Vice President Jejomar Binay, also Malacanang adviser on OFW (overseas Filipino worker) affairs,is yet to receive a formal report on the death convict who faces execution in Indonesia, according to his spokesman and lawyer Rico Paulo Quicho.
Indonesian Foreign Ministry officials said the woman—whose name was not disclosed—was arrested at Yogyakarta airport in April 2010 carrying 2.6 kilograms (5.73 pounds) of heroin on a flight from Malaysia.
After putting five foreigners and an Indonesian to death by firing squad earlier this month, Jakarta announced on Thursday thatit was ready to execute 11 more people.
Among them are two Australian leaders of the “Bali Nine” drug-smuggling gang, who have been on death row for almost a decade.
Despite his image as a reformist, Indonesia’s new president has been a vocal supporter of capital punishment for drug offenders, disappointing rights activists who had hoped that he would take a softer line on the death penalty.
He has repeatedly vowed to show no clemency to drug traffickers.

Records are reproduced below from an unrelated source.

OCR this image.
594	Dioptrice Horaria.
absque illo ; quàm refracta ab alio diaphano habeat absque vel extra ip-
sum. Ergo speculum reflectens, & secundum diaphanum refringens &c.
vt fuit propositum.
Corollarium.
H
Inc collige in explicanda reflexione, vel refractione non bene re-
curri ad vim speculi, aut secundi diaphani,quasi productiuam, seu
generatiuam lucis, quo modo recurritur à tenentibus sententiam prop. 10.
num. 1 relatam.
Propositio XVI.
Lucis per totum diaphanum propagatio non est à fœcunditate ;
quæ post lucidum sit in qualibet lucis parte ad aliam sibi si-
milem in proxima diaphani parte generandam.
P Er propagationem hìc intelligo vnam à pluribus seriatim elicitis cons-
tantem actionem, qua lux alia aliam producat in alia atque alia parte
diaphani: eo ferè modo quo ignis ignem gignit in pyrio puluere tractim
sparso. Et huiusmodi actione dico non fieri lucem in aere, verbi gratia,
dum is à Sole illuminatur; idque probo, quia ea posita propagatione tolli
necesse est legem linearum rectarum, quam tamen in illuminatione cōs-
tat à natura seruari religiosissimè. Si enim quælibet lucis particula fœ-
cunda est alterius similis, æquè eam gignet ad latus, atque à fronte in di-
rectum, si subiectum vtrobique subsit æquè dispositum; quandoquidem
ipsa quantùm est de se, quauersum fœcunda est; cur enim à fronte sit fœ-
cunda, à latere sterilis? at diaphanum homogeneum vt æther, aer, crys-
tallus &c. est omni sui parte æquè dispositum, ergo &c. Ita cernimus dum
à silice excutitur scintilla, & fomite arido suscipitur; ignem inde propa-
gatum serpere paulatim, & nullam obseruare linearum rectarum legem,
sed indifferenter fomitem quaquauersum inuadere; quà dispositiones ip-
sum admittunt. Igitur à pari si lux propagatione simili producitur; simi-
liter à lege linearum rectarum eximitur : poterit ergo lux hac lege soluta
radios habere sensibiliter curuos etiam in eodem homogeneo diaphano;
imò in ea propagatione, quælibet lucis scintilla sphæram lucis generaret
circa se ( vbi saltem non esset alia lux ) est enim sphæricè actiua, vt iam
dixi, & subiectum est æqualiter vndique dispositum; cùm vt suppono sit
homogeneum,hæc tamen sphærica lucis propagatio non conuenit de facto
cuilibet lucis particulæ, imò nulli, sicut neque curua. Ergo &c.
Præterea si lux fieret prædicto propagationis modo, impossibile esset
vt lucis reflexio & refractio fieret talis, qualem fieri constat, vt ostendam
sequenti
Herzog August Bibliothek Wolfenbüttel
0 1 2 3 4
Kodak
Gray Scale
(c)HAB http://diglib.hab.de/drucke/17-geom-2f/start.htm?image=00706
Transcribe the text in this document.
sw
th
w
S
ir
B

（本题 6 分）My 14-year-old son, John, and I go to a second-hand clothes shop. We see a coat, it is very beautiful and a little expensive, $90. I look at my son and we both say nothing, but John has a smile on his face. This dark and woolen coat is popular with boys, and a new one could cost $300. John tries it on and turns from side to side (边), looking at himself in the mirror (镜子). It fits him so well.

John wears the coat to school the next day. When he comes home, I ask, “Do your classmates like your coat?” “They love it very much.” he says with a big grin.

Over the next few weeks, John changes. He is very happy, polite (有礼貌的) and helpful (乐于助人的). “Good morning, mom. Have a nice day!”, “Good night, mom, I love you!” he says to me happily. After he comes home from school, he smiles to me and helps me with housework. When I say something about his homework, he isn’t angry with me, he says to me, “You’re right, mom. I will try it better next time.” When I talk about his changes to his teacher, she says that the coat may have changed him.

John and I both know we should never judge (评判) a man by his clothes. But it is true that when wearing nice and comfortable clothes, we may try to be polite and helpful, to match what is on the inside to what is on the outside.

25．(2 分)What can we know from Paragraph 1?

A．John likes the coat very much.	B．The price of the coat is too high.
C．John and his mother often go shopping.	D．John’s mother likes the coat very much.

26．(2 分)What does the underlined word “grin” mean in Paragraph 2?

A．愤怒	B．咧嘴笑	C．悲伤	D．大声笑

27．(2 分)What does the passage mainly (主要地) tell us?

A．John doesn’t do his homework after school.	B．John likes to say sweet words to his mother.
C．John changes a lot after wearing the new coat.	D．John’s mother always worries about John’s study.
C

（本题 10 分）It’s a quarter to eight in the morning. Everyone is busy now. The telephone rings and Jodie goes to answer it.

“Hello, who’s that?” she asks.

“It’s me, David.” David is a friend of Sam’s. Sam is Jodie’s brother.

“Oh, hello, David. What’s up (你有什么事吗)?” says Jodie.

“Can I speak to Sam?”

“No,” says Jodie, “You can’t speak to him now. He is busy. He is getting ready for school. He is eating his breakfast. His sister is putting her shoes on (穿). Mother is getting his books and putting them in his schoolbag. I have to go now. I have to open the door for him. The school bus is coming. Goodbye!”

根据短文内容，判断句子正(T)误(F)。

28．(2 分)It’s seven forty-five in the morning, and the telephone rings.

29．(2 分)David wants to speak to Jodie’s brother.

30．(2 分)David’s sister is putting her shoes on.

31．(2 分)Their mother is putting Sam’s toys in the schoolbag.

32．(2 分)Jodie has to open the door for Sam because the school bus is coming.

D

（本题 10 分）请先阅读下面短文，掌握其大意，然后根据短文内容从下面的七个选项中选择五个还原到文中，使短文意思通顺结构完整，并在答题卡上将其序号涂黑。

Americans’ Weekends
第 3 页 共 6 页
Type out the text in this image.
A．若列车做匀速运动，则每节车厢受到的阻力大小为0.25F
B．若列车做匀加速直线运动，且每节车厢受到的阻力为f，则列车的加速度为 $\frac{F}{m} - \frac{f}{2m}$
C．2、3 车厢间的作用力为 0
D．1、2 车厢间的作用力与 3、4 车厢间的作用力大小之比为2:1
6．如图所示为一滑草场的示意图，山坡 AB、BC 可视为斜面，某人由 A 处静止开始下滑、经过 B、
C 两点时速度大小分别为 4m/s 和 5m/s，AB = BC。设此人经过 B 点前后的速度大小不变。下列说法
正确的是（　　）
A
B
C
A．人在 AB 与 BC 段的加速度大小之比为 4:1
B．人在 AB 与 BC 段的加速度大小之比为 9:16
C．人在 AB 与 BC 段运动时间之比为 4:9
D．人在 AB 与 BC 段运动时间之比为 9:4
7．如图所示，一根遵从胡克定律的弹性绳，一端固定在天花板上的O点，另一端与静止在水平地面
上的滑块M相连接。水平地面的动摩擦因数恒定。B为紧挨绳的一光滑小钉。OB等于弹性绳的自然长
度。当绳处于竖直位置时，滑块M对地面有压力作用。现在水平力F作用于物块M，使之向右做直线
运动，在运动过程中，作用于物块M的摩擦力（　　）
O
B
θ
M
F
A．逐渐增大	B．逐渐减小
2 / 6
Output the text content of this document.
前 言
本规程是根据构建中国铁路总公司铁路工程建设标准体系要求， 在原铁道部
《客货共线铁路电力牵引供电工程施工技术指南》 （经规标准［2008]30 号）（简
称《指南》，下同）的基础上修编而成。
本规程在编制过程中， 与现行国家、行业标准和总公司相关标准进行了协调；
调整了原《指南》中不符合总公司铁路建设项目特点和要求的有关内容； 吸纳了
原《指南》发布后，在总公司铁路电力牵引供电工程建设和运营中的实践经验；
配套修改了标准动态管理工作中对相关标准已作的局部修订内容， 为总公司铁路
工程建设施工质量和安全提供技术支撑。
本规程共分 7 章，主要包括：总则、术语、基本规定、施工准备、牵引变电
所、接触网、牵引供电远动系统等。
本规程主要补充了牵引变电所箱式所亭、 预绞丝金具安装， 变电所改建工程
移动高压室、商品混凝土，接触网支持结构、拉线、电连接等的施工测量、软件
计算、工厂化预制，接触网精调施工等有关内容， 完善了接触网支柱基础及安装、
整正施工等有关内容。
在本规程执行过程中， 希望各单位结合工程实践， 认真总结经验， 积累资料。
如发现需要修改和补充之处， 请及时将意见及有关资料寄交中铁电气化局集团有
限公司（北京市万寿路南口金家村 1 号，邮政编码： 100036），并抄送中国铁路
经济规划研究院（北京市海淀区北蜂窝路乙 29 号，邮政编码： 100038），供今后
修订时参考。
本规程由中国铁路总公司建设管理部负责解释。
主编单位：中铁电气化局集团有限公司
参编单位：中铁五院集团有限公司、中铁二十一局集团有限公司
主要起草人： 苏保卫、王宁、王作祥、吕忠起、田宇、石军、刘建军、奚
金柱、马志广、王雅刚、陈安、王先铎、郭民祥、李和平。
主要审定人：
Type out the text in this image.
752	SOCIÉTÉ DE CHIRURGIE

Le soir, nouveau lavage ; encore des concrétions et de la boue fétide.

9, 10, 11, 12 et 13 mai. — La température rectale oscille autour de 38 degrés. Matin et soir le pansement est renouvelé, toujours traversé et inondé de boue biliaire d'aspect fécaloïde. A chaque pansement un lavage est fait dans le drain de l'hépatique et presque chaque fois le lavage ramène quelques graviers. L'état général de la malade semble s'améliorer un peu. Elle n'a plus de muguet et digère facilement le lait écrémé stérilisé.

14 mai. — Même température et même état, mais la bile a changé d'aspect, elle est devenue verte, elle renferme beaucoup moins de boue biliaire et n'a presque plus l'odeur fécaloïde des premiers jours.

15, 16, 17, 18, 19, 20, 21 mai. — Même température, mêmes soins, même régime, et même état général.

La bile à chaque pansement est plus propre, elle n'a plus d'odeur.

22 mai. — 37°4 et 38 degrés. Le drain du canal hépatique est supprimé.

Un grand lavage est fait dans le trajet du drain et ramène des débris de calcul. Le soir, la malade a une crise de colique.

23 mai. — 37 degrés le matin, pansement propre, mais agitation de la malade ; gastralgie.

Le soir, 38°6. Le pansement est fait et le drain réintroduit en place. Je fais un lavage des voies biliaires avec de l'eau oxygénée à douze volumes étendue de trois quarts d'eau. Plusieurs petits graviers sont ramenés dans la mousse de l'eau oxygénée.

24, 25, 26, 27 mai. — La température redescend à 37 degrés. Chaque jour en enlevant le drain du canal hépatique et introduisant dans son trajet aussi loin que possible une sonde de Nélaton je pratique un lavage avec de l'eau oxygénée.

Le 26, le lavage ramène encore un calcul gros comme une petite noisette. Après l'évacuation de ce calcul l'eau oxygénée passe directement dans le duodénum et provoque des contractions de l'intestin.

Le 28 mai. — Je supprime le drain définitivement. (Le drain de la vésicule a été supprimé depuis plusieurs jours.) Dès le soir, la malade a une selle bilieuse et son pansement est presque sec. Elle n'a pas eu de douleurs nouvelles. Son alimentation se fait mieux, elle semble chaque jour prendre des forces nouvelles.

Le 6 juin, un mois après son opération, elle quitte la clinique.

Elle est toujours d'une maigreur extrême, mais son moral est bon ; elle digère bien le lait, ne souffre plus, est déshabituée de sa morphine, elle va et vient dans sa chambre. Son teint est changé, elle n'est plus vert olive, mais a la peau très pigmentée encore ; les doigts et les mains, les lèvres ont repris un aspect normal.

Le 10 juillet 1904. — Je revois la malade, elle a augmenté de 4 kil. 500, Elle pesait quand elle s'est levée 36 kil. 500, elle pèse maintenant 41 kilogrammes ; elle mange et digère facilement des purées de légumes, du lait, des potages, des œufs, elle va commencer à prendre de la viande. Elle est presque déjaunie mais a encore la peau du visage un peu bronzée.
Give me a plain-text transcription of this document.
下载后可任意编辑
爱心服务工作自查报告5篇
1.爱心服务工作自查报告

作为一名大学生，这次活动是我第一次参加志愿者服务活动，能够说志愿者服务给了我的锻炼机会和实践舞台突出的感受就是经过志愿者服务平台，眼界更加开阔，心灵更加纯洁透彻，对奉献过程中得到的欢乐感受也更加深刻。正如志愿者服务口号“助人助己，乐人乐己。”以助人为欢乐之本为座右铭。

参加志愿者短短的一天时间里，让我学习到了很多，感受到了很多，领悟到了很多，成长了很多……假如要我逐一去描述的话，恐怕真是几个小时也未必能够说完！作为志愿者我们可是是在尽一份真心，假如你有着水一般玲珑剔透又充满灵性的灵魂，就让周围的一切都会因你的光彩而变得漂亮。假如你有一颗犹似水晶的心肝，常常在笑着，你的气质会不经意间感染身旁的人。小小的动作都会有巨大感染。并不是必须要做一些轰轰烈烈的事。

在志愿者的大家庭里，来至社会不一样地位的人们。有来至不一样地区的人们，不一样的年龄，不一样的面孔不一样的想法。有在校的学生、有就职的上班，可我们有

In a CNN interview broadcast earlier this week, Joko Widodo vowed: “We are not going to compromise for drug dealers. No compromise. No compromise.”
In Sydney late on Thursday, more than 2,000 Australians, led by local musicians, gathered in a plea for mercy for their compatriots facing imminent execution, Andrew Chan and Myuran Sukumaran.
Holding candles and signs reading “I stand for mercy”, the crowd listened to speeches and live music.
“Don’t kill him, please don’t kill him please, president, please forgive him,” Sukumaran’s grandmother Edith Visvanathan told the crowd between sobs.
The Australian pair were arrested in Bali in 2005 and sentenced to death the following year for attempting to smuggle eight kilograms (18 pounds) of heroin out of the Indonesian holiday island.
The rejection of their clemency appeals removed the final hurdle to put the pair to death, as Indonesian authorities said they must be executed together as they had committed their crime together.
Lawyers for the pair are planning a last-ditch appeal to their convictions but the attorney-general’s office has said further legal challenges are not possible once a clemency bid has been rejected.